No claims were brought against China or Chinese government officials, Berzon noted, so claims for aiding and abetting liability against a U.S. corporation like Cisco do not present the same foreign policy concerns.
“The foreign policy implications here are not of sufficient concern to the United States government to trigger its involvement at this juncture,” Berzon wrote. “Although Judge Bumatay takes a different view of the foreign policy implications of this case, a difference of opinion regarding prudential concerns as applied to particular facts is an insufficient reason for en banc review.”
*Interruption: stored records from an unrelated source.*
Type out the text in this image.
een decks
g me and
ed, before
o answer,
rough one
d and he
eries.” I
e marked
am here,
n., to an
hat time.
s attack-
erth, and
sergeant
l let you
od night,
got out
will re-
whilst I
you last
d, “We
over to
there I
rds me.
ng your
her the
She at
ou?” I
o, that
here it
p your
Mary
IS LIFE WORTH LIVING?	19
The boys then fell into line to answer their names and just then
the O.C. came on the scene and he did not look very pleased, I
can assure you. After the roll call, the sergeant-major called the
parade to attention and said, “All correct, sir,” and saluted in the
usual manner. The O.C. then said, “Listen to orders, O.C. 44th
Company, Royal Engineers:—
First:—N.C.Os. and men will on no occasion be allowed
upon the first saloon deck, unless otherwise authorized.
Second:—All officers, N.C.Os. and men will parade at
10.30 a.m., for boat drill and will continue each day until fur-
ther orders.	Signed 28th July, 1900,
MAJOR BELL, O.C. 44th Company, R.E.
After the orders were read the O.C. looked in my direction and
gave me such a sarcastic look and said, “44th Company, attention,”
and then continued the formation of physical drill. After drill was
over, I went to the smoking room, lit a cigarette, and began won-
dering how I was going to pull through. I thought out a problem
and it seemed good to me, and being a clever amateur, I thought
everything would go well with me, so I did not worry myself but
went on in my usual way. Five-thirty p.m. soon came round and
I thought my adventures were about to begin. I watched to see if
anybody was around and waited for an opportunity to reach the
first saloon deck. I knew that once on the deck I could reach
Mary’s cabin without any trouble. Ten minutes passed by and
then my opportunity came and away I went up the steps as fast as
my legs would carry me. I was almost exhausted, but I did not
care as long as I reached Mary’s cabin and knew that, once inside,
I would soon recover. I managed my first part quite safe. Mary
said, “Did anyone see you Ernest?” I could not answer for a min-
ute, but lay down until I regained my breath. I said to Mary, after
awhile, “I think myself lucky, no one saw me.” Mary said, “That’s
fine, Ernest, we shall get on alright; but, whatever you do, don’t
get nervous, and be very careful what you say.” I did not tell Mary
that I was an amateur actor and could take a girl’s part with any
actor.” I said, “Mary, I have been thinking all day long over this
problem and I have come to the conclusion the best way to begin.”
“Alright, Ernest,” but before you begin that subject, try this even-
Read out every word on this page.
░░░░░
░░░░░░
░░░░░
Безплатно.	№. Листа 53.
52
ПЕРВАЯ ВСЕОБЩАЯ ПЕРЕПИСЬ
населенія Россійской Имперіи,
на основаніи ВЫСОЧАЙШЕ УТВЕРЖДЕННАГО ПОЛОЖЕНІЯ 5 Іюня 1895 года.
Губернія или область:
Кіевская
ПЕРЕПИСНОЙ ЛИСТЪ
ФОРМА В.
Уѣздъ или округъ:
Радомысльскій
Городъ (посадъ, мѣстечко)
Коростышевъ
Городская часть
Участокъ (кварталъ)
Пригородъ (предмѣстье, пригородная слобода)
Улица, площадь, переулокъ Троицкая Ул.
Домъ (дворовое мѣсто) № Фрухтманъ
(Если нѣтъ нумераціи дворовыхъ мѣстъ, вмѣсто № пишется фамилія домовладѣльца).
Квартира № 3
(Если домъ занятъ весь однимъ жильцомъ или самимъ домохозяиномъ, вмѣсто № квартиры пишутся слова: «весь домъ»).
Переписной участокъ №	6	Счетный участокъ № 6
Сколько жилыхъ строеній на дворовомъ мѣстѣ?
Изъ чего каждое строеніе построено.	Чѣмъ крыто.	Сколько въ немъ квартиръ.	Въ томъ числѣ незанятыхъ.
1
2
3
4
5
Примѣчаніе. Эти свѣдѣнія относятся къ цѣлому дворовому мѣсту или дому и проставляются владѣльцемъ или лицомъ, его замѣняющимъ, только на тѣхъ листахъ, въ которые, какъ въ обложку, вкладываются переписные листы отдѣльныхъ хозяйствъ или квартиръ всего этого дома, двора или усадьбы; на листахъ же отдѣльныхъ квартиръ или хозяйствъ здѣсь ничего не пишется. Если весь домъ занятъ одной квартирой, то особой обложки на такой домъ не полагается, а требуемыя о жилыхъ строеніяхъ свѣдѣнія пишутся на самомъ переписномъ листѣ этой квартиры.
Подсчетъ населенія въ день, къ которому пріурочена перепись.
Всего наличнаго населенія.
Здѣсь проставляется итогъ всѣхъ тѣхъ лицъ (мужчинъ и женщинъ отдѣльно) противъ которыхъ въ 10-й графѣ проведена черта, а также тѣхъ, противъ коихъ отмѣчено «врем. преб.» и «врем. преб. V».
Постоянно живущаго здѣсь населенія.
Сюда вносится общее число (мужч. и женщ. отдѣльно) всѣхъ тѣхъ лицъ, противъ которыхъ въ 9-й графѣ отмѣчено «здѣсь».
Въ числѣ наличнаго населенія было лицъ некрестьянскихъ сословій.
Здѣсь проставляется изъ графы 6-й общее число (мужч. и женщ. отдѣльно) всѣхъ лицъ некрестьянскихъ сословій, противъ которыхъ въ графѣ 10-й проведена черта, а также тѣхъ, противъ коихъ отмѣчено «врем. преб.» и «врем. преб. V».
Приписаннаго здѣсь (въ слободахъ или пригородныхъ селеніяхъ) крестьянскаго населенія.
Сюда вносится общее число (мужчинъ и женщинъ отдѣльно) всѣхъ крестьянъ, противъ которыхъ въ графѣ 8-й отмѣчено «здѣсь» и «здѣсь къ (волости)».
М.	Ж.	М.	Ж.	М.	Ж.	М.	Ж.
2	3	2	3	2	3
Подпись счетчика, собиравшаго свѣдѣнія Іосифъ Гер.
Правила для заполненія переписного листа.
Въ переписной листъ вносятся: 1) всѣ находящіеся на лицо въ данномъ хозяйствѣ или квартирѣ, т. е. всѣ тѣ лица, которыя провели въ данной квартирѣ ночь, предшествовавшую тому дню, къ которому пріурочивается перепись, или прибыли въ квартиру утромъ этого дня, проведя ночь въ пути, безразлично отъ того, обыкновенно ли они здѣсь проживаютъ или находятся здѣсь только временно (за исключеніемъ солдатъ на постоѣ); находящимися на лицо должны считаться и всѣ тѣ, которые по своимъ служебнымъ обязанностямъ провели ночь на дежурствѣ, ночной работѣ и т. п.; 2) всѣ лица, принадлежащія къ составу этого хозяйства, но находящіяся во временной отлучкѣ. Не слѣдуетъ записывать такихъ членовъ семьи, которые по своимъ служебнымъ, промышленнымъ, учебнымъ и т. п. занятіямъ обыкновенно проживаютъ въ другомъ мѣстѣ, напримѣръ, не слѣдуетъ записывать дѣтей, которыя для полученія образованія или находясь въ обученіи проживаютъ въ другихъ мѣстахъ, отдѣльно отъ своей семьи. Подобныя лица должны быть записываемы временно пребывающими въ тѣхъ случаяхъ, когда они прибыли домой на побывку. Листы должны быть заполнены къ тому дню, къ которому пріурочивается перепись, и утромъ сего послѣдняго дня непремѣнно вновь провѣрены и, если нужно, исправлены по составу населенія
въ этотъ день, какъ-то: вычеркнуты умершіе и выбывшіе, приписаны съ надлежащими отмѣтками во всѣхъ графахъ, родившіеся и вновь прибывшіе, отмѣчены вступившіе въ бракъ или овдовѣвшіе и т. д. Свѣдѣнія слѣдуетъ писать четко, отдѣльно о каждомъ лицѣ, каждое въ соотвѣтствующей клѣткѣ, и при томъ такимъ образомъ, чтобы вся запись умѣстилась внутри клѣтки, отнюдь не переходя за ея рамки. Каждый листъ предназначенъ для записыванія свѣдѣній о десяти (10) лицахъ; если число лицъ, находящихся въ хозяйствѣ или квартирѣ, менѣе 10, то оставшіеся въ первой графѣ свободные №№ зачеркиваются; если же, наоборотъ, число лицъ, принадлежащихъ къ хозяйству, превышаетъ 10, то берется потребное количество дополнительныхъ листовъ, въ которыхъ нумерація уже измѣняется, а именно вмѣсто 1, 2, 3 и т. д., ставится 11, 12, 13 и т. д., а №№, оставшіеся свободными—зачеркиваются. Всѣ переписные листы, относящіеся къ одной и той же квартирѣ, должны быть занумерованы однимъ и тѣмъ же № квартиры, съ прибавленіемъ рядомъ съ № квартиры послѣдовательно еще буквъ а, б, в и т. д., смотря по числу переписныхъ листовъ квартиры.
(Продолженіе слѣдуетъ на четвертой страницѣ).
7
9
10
Berzon was joined in the majority opinion by Senior U.S. Circuit Judge Atsushi Tashima, a Bill Clinton appointee, and U.S. Circuit Judge Morgan Christen, a Barack Obama appointee.
U.S. Circuit Judges Consuelo M. Callahan and Sandra S. Ikuta, both George W. Bush appointees, along with Donald Trump appointees Mark J. Bennett, Ryan D. Nelson and Lawrence VanDyke, joined Bumatay in the dissent.
U.S. Circuit Judges Kim McLane Wardlaw, Jacqueline H. Nguyen and Daniel P. Collins — Clinton, Obama and Trump appointees respectively — did not participate in the deliberations or vote in this case.
Neither representatives for Cisco or the plaintiffs responded to requests for comment on the panel’s decision before publication.